Perseguido por órdenes de la propia asamblea, a Ogé no le quedó otra alternativa que levantarse en armas en octubre de 1790, en los alrededores de Cap Français, con unos doscientos hombres de su misma condición, entre ellos Jean Baptiste Chavannes, quien había combatido en la guerra de independencia de las trece colonias inglesas de Norteamérica. La negativa a incorporar esclavos los condujo al fracaso, obligándolos a refugiarse en la parte española de la isla, cuyas autoridades los capturaron en Hinche y entregaron a los franceses. Ejecutado el 7 de febrero de 1791, muchos de sus seguidores recibieron también crueles castigos, aunque a principios del año siguiente otros levantamientos mulatos sacudieron los departamentos del Oeste y el Sur, encabezados respectivamente por Pierre Pinchinat y Louis Jacques Bauvais.

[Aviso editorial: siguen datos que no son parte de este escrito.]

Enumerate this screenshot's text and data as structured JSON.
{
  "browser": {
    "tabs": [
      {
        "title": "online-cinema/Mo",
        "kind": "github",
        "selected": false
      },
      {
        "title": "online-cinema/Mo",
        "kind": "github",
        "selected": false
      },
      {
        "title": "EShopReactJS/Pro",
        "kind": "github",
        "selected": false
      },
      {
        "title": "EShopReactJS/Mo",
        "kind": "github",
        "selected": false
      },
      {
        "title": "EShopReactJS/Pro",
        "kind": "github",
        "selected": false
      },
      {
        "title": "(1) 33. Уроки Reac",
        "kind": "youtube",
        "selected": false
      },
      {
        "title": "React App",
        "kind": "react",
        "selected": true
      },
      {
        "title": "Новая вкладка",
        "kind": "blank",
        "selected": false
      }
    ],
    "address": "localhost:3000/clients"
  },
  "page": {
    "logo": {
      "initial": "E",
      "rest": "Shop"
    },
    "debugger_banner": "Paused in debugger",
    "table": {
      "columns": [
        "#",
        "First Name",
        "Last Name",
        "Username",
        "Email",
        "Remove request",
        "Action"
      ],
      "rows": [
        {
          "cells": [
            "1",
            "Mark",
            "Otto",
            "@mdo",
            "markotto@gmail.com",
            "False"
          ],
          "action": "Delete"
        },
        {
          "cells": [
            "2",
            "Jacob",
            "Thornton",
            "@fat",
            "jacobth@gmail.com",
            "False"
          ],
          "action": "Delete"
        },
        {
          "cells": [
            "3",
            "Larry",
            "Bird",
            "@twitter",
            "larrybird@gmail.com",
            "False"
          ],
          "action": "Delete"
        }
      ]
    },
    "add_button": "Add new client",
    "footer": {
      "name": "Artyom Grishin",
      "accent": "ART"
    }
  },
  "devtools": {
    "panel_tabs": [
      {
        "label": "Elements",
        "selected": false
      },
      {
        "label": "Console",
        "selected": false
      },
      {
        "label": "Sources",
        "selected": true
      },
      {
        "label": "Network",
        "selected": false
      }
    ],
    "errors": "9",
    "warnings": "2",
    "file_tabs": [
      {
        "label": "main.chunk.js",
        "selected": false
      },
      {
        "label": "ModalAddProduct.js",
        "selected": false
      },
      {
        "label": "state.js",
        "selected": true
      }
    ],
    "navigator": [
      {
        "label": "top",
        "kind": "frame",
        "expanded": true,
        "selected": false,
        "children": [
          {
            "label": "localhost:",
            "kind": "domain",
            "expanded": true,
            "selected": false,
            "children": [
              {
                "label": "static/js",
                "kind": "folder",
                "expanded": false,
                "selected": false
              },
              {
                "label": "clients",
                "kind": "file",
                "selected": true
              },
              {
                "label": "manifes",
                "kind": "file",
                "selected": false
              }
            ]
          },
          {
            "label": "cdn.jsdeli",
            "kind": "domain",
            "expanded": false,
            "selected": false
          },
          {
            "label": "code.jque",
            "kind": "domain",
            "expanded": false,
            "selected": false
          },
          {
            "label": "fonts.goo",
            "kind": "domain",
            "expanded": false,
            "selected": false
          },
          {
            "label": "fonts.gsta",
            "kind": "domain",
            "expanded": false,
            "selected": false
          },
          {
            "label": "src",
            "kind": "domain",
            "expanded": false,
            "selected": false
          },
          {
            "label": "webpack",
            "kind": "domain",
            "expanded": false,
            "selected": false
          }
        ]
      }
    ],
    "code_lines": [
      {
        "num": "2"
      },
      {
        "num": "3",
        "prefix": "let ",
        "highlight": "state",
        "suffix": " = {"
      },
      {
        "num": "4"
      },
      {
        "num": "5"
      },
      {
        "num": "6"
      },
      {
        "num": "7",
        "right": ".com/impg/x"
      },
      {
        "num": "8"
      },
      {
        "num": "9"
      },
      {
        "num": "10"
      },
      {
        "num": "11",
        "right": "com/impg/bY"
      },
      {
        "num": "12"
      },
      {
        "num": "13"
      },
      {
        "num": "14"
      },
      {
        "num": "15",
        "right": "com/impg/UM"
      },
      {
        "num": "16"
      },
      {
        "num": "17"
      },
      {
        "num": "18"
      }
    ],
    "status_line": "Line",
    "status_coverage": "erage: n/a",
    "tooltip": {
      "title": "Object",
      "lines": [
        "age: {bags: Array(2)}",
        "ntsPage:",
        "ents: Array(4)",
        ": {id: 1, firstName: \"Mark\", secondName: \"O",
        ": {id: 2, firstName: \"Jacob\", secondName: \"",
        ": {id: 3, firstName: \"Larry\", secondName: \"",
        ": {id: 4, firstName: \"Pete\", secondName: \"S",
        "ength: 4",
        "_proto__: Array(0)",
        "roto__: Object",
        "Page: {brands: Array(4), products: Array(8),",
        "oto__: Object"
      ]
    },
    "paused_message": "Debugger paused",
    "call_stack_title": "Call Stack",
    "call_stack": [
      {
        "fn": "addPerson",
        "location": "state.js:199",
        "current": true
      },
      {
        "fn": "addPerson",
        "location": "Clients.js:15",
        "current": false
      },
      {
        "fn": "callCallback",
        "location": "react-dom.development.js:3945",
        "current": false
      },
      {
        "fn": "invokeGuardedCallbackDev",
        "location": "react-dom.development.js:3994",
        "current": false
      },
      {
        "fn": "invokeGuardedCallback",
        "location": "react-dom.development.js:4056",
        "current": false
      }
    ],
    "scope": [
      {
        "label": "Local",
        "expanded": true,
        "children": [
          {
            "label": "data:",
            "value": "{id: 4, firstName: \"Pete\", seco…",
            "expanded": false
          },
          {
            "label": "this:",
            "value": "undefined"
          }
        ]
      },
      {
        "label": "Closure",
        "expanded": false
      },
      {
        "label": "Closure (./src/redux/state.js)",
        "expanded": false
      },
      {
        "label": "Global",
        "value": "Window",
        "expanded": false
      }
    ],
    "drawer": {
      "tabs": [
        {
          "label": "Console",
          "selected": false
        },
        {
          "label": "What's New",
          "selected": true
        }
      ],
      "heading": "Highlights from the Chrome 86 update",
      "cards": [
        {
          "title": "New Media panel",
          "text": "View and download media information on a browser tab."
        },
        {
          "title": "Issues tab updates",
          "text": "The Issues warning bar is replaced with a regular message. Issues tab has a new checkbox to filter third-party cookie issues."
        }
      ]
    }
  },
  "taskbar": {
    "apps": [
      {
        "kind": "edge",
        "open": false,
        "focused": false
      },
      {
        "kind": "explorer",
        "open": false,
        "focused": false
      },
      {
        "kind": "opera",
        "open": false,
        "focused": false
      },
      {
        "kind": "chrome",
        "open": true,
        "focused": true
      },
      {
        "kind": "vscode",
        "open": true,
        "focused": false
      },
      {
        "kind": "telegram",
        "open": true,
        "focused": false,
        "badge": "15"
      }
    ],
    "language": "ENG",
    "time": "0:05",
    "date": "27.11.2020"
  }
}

Ahora los mulatos exigían la aplicación del decreto del 15 de mayo de 1791 de la convención francesa que, en reacción a la ejecución de Ogé, había establecido claramente la igualdad política de los mulatos y negros hijos de padres libres. El nuevo levantamiento armado de la gente de color, que contó con la colaboración del mulato André Rigaud y el liberto negro Henri Christophe, no tardó en hacer causa común con los representantes de la revolución francesa en la isla, enfrentados a los grands blancs, defensores del antiguo régimen. Todos estos movimientos protagonizados por la gente de color, como la propia rebelión de Ogé, eran sólo el preludio de la gran sublevación de esclavos que en agosto de ese año cambiaría para siempre el destino de Saint Dominque.